Platz 19 (18) Athletic Club

Bilanz: 22-8-12
La Liga: 4. Platz
Copa del Rey: Aus im Viertelfinale gegen Atlético

„The Rain in Spain“ oder auf deutsch „Es grünt so grün, wenn Spaniens Blüten blühen“, ist ein Song aus dem Musical My Fair Lady und dieser lyrische Beginn drückt unsere besondere Wertschätzung für La Liga aus. Die blühenden spanischen Landschaften in der Europarangliste werden von Athletic Bilbao eröffnet.
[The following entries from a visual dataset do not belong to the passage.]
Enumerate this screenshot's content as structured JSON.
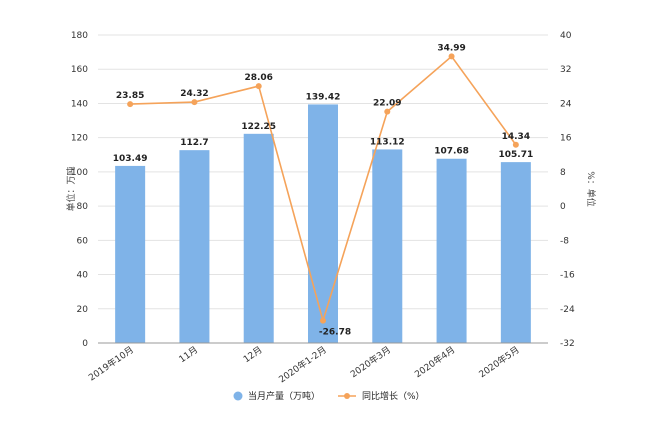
{
  "chart_data": {
    "type": "bar+line",
    "categories": [
      "2019年10月",
      "11月",
      "12月",
      "2020年1-2月",
      "2020年3月",
      "2020年4月",
      "2020年5月"
    ],
    "series": [
      {
        "name": "当月产量（万吨）",
        "type": "bar",
        "axis": "left",
        "color": "#7fb3e8",
        "values": [
          103.49,
          112.7,
          122.25,
          139.42,
          113.12,
          107.68,
          105.71
        ],
        "labels": [
          "103.49",
          "112.7",
          "122.25",
          "139.42",
          "113.12",
          "107.68",
          "105.71"
        ]
      },
      {
        "name": "同比增长（%）",
        "type": "line",
        "axis": "right",
        "color": "#f5a35a",
        "values": [
          23.85,
          24.32,
          28.06,
          -26.78,
          22.09,
          34.99,
          14.34
        ],
        "labels": [
          "23.85",
          "24.32",
          "28.06",
          "-26.78",
          "22.09",
          "34.99",
          "14.34"
        ]
      }
    ],
    "y_left": {
      "label": "单位：万吨",
      "range": [
        0,
        180
      ],
      "ticks": [
        0,
        20,
        40,
        60,
        80,
        100,
        120,
        140,
        160,
        180
      ]
    },
    "y_right": {
      "label": "%：单位",
      "range": [
        -32,
        40
      ],
      "ticks": [
        -32,
        -24,
        -16,
        -8,
        0,
        8,
        16,
        24,
        32,
        40
      ]
    },
    "grid": true,
    "legend_position": "bottom"
  }
}
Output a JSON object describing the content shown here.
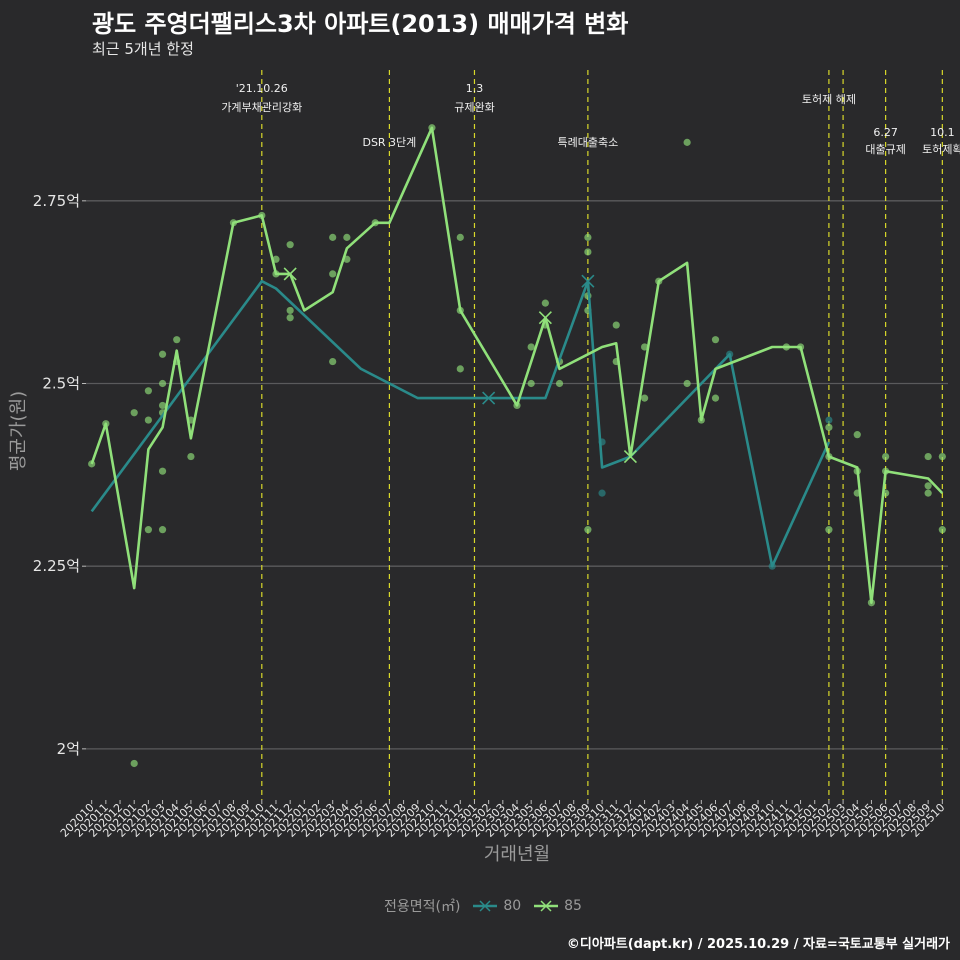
{
  "title": "광도 주영더팰리스3차 아파트(2013) 매매가격 변화",
  "subtitle": "최근 5개년 한정",
  "credit": "©디아파트(dapt.kr) / 2025.10.29 / 자료=국토교통부 실거래가",
  "legend": {
    "title": "전용면적(㎡)",
    "items": [
      {
        "label": "80",
        "color": "#2a8a8a"
      },
      {
        "label": "85",
        "color": "#90e07a"
      }
    ]
  },
  "chart_data": {
    "type": "line",
    "title": "광도 주영더팰리스3차 아파트(2013) 매매가격 변화",
    "xlabel": "거래년월",
    "ylabel": "평균가(원)",
    "ylim": [
      1.93,
      2.94
    ],
    "yticks": [
      {
        "value": 2.0,
        "label": "2억"
      },
      {
        "value": 2.25,
        "label": "2.25억"
      },
      {
        "value": 2.5,
        "label": "2.5억"
      },
      {
        "value": 2.75,
        "label": "2.75억"
      }
    ],
    "categories": [
      "202010",
      "202011",
      "202012",
      "202101",
      "202102",
      "202103",
      "202104",
      "202105",
      "202106",
      "202107",
      "202108",
      "202109",
      "202110",
      "202111",
      "202112",
      "202201",
      "202202",
      "202203",
      "202204",
      "202205",
      "202206",
      "202207",
      "202208",
      "202209",
      "202210",
      "202211",
      "202212",
      "202301",
      "202302",
      "202303",
      "202304",
      "202305",
      "202306",
      "202307",
      "202308",
      "202309",
      "202310",
      "202311",
      "202312",
      "202401",
      "202402",
      "202403",
      "202404",
      "202405",
      "202406",
      "202407",
      "202408",
      "202409",
      "202410",
      "202411",
      "202412",
      "202501",
      "202502",
      "202503",
      "202504",
      "202505",
      "202506",
      "202507",
      "202508",
      "202509",
      "202510"
    ],
    "series": [
      {
        "name": "80",
        "color": "#2a8a8a",
        "points": [
          [
            "202010",
            2.325
          ],
          [
            "202110",
            2.64
          ],
          [
            "202111",
            2.63
          ],
          [
            "202205",
            2.52
          ],
          [
            "202209",
            2.48
          ],
          [
            "202302",
            2.48
          ],
          [
            "202306",
            2.48
          ],
          [
            "202309",
            2.64
          ],
          [
            "202310",
            2.385
          ],
          [
            "202312",
            2.4
          ],
          [
            "202407",
            2.54
          ],
          [
            "202410",
            2.25
          ],
          [
            "202502",
            2.42
          ]
        ],
        "markers": [
          [
            "202302",
            2.48
          ],
          [
            "202309",
            2.64
          ]
        ]
      },
      {
        "name": "85",
        "color": "#90e07a",
        "points": [
          [
            "202010",
            2.39
          ],
          [
            "202011",
            2.445
          ],
          [
            "202101",
            2.22
          ],
          [
            "202102",
            2.41
          ],
          [
            "202103",
            2.44
          ],
          [
            "202104",
            2.545
          ],
          [
            "202105",
            2.425
          ],
          [
            "202108",
            2.72
          ],
          [
            "202110",
            2.73
          ],
          [
            "202111",
            2.65
          ],
          [
            "202112",
            2.65
          ],
          [
            "202201",
            2.6
          ],
          [
            "202203",
            2.625
          ],
          [
            "202204",
            2.685
          ],
          [
            "202206",
            2.72
          ],
          [
            "202207",
            2.72
          ],
          [
            "202210",
            2.85
          ],
          [
            "202212",
            2.6
          ],
          [
            "202304",
            2.47
          ],
          [
            "202305",
            2.53
          ],
          [
            "202306",
            2.59
          ],
          [
            "202307",
            2.52
          ],
          [
            "202309",
            2.54
          ],
          [
            "202310",
            2.55
          ],
          [
            "202311",
            2.555
          ],
          [
            "202312",
            2.4
          ],
          [
            "202402",
            2.64
          ],
          [
            "202404",
            2.665
          ],
          [
            "202405",
            2.45
          ],
          [
            "202406",
            2.52
          ],
          [
            "202410",
            2.55
          ],
          [
            "202412",
            2.55
          ],
          [
            "202502",
            2.4
          ],
          [
            "202504",
            2.385
          ],
          [
            "202505",
            2.2
          ],
          [
            "202506",
            2.38
          ],
          [
            "202509",
            2.37
          ],
          [
            "202510",
            2.35
          ]
        ],
        "markers": [
          [
            "202112",
            2.65
          ],
          [
            "202306",
            2.59
          ],
          [
            "202312",
            2.4
          ]
        ]
      }
    ],
    "scatter": [
      {
        "series": "85",
        "points": [
          [
            "202010",
            2.39
          ],
          [
            "202011",
            2.445
          ],
          [
            "202101",
            1.98
          ],
          [
            "202101",
            2.46
          ],
          [
            "202102",
            2.3
          ],
          [
            "202102",
            2.45
          ],
          [
            "202102",
            2.49
          ],
          [
            "202103",
            2.3
          ],
          [
            "202103",
            2.38
          ],
          [
            "202103",
            2.46
          ],
          [
            "202103",
            2.47
          ],
          [
            "202103",
            2.5
          ],
          [
            "202103",
            2.54
          ],
          [
            "202104",
            2.53
          ],
          [
            "202104",
            2.56
          ],
          [
            "202105",
            2.4
          ],
          [
            "202105",
            2.45
          ],
          [
            "202108",
            2.72
          ],
          [
            "202110",
            2.73
          ],
          [
            "202111",
            2.65
          ],
          [
            "202111",
            2.67
          ],
          [
            "202112",
            2.59
          ],
          [
            "202112",
            2.6
          ],
          [
            "202112",
            2.69
          ],
          [
            "202203",
            2.53
          ],
          [
            "202203",
            2.65
          ],
          [
            "202203",
            2.7
          ],
          [
            "202204",
            2.67
          ],
          [
            "202204",
            2.7
          ],
          [
            "202206",
            2.72
          ],
          [
            "202210",
            2.85
          ],
          [
            "202212",
            2.52
          ],
          [
            "202212",
            2.6
          ],
          [
            "202212",
            2.7
          ],
          [
            "202304",
            2.47
          ],
          [
            "202305",
            2.5
          ],
          [
            "202305",
            2.55
          ],
          [
            "202306",
            2.58
          ],
          [
            "202306",
            2.61
          ],
          [
            "202307",
            2.5
          ],
          [
            "202307",
            2.53
          ],
          [
            "202309",
            2.3
          ],
          [
            "202309",
            2.6
          ],
          [
            "202309",
            2.62
          ],
          [
            "202309",
            2.68
          ],
          [
            "202309",
            2.7
          ],
          [
            "202311",
            2.53
          ],
          [
            "202311",
            2.58
          ],
          [
            "202401",
            2.48
          ],
          [
            "202401",
            2.55
          ],
          [
            "202402",
            2.64
          ],
          [
            "202404",
            2.5
          ],
          [
            "202404",
            2.83
          ],
          [
            "202405",
            2.45
          ],
          [
            "202406",
            2.48
          ],
          [
            "202406",
            2.56
          ],
          [
            "202411",
            2.55
          ],
          [
            "202412",
            2.55
          ],
          [
            "202502",
            2.3
          ],
          [
            "202502",
            2.4
          ],
          [
            "202502",
            2.44
          ],
          [
            "202504",
            2.35
          ],
          [
            "202504",
            2.38
          ],
          [
            "202504",
            2.43
          ],
          [
            "202505",
            2.2
          ],
          [
            "202506",
            2.35
          ],
          [
            "202506",
            2.38
          ],
          [
            "202506",
            2.4
          ],
          [
            "202509",
            2.35
          ],
          [
            "202509",
            2.36
          ],
          [
            "202509",
            2.4
          ],
          [
            "202510",
            2.3
          ],
          [
            "202510",
            2.4
          ]
        ]
      },
      {
        "series": "80",
        "points": [
          [
            "202310",
            2.35
          ],
          [
            "202310",
            2.42
          ],
          [
            "202407",
            2.54
          ],
          [
            "202410",
            2.25
          ],
          [
            "202502",
            2.45
          ]
        ]
      }
    ],
    "events": [
      {
        "month": "202110",
        "label": "'21.10.26\n가계부채관리강화",
        "row": 1
      },
      {
        "month": "202207",
        "label": "DSR 3단계",
        "row": 2
      },
      {
        "month": "202301",
        "label": "1.3\n규제완화",
        "row": 1
      },
      {
        "month": "202309",
        "label": "특례대출축소",
        "row": 2
      },
      {
        "month": "202502",
        "label": "토허제 해제",
        "row": 1
      },
      {
        "month": "202503",
        "label": "",
        "row": 1
      },
      {
        "month": "202506",
        "label": "6.27\n대출규제",
        "row": 3
      },
      {
        "month": "202510",
        "label": "10.1\n토허제확",
        "row": 3
      }
    ]
  }
}
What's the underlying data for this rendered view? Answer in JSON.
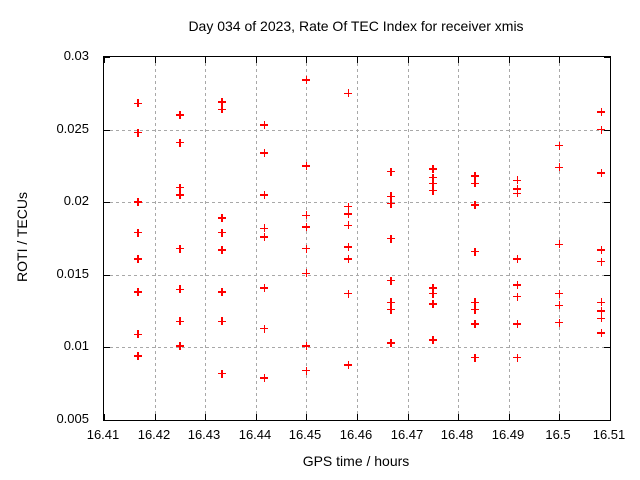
{
  "chart_data": {
    "type": "scatter",
    "title": "Day 034 of 2023, Rate Of TEC Index for receiver xmis",
    "xlabel": "GPS time / hours",
    "ylabel": "ROTI / TECUs",
    "xlim": [
      16.41,
      16.51
    ],
    "ylim": [
      0.005,
      0.03
    ],
    "xticks": [
      16.41,
      16.42,
      16.43,
      16.44,
      16.45,
      16.46,
      16.47,
      16.48,
      16.49,
      16.5,
      16.51
    ],
    "xtick_labels": [
      "16.41",
      "16.42",
      "16.43",
      "16.44",
      "16.45",
      "16.46",
      "16.47",
      "16.48",
      "16.49",
      "16.5",
      "16.51"
    ],
    "yticks": [
      0.005,
      0.01,
      0.015,
      0.02,
      0.025,
      0.03
    ],
    "ytick_labels": [
      "0.005",
      "0.01",
      "0.015",
      "0.02",
      "0.025",
      "0.03"
    ],
    "grid": true,
    "legend": false,
    "marker": "plus",
    "colors": {
      "marker": "#ff0000",
      "grid": "#a8a8a8",
      "border": "#000000",
      "text": "#000000",
      "background": "#ffffff"
    },
    "series": [
      {
        "name": "ROTI",
        "points": [
          [
            16.4167,
            0.0268
          ],
          [
            16.4167,
            0.0248
          ],
          [
            16.4167,
            0.02
          ],
          [
            16.4167,
            0.0179
          ],
          [
            16.4167,
            0.0161
          ],
          [
            16.4167,
            0.0138
          ],
          [
            16.4167,
            0.0109
          ],
          [
            16.4167,
            0.0094
          ],
          [
            16.425,
            0.026
          ],
          [
            16.425,
            0.0241
          ],
          [
            16.425,
            0.021
          ],
          [
            16.425,
            0.0205
          ],
          [
            16.425,
            0.0168
          ],
          [
            16.425,
            0.014
          ],
          [
            16.425,
            0.0118
          ],
          [
            16.425,
            0.0101
          ],
          [
            16.4333,
            0.0269
          ],
          [
            16.4333,
            0.0264
          ],
          [
            16.4333,
            0.0189
          ],
          [
            16.4333,
            0.0179
          ],
          [
            16.4333,
            0.0167
          ],
          [
            16.4333,
            0.0138
          ],
          [
            16.4333,
            0.0118
          ],
          [
            16.4333,
            0.0082
          ],
          [
            16.4417,
            0.0253
          ],
          [
            16.4417,
            0.0234
          ],
          [
            16.4417,
            0.0205
          ],
          [
            16.4417,
            0.0182
          ],
          [
            16.4417,
            0.0176
          ],
          [
            16.4417,
            0.0141
          ],
          [
            16.4417,
            0.0113
          ],
          [
            16.4417,
            0.0079
          ],
          [
            16.45,
            0.0284
          ],
          [
            16.45,
            0.0225
          ],
          [
            16.45,
            0.0191
          ],
          [
            16.45,
            0.0183
          ],
          [
            16.45,
            0.0168
          ],
          [
            16.45,
            0.0151
          ],
          [
            16.45,
            0.0101
          ],
          [
            16.45,
            0.0084
          ],
          [
            16.4583,
            0.0275
          ],
          [
            16.4583,
            0.0197
          ],
          [
            16.4583,
            0.0192
          ],
          [
            16.4583,
            0.0184
          ],
          [
            16.4583,
            0.0169
          ],
          [
            16.4583,
            0.0161
          ],
          [
            16.4583,
            0.0137
          ],
          [
            16.4583,
            0.0088
          ],
          [
            16.4667,
            0.0221
          ],
          [
            16.4667,
            0.0204
          ],
          [
            16.4667,
            0.0199
          ],
          [
            16.4667,
            0.0175
          ],
          [
            16.4667,
            0.0146
          ],
          [
            16.4667,
            0.0131
          ],
          [
            16.4667,
            0.0126
          ],
          [
            16.4667,
            0.0103
          ],
          [
            16.475,
            0.0223
          ],
          [
            16.475,
            0.0217
          ],
          [
            16.475,
            0.0213
          ],
          [
            16.475,
            0.0208
          ],
          [
            16.475,
            0.0141
          ],
          [
            16.475,
            0.0137
          ],
          [
            16.475,
            0.013
          ],
          [
            16.475,
            0.0105
          ],
          [
            16.4833,
            0.0218
          ],
          [
            16.4833,
            0.0213
          ],
          [
            16.4833,
            0.0198
          ],
          [
            16.4833,
            0.0166
          ],
          [
            16.4833,
            0.0131
          ],
          [
            16.4833,
            0.0126
          ],
          [
            16.4833,
            0.0116
          ],
          [
            16.4833,
            0.0093
          ],
          [
            16.4917,
            0.0215
          ],
          [
            16.4917,
            0.0209
          ],
          [
            16.4917,
            0.0206
          ],
          [
            16.4917,
            0.0161
          ],
          [
            16.4917,
            0.0143
          ],
          [
            16.4917,
            0.0135
          ],
          [
            16.4917,
            0.0116
          ],
          [
            16.4917,
            0.0093
          ],
          [
            16.5,
            0.0239
          ],
          [
            16.5,
            0.0224
          ],
          [
            16.5,
            0.0171
          ],
          [
            16.5,
            0.0137
          ],
          [
            16.5,
            0.0129
          ],
          [
            16.5,
            0.0117
          ],
          [
            16.5083,
            0.0262
          ],
          [
            16.5083,
            0.025
          ],
          [
            16.5083,
            0.022
          ],
          [
            16.5083,
            0.0167
          ],
          [
            16.5083,
            0.0159
          ],
          [
            16.5083,
            0.0131
          ],
          [
            16.5083,
            0.0125
          ],
          [
            16.5083,
            0.012
          ],
          [
            16.5083,
            0.011
          ]
        ]
      }
    ]
  }
}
Das Team von Trainer Ernesto Valverde war in dieser Saison nie schlechter als Platz 6 positioniert und ist seit dem 15. Spieltag durchgehend Tabellenvierter. Seit Januar belohnen auch wir die Basken mit einem Platz in der Europarangliste. Vor allem deshalb, weil es Valverde gelang, mit nur 15 Millionen Euro Transferausgaben ein funktionierendes Team aufzustellen, das im 4-2-3-1 mit gutem Pressing und körperlichem Spiel zur vierten Kraft in Spanien geworden ist. Der 33-jährige Aritz Aduriz ist dabei mit 16 Toren der Goalgetter. Markel Susaeta legt die Bälle vor (12 Assists) und Aymeric Laporte spielte in der Abwehr mit 19 Jahren eine so starke Saison, dass halb Europa das französische Talent verpflichten will. Angeblich auch der FC Bayern München.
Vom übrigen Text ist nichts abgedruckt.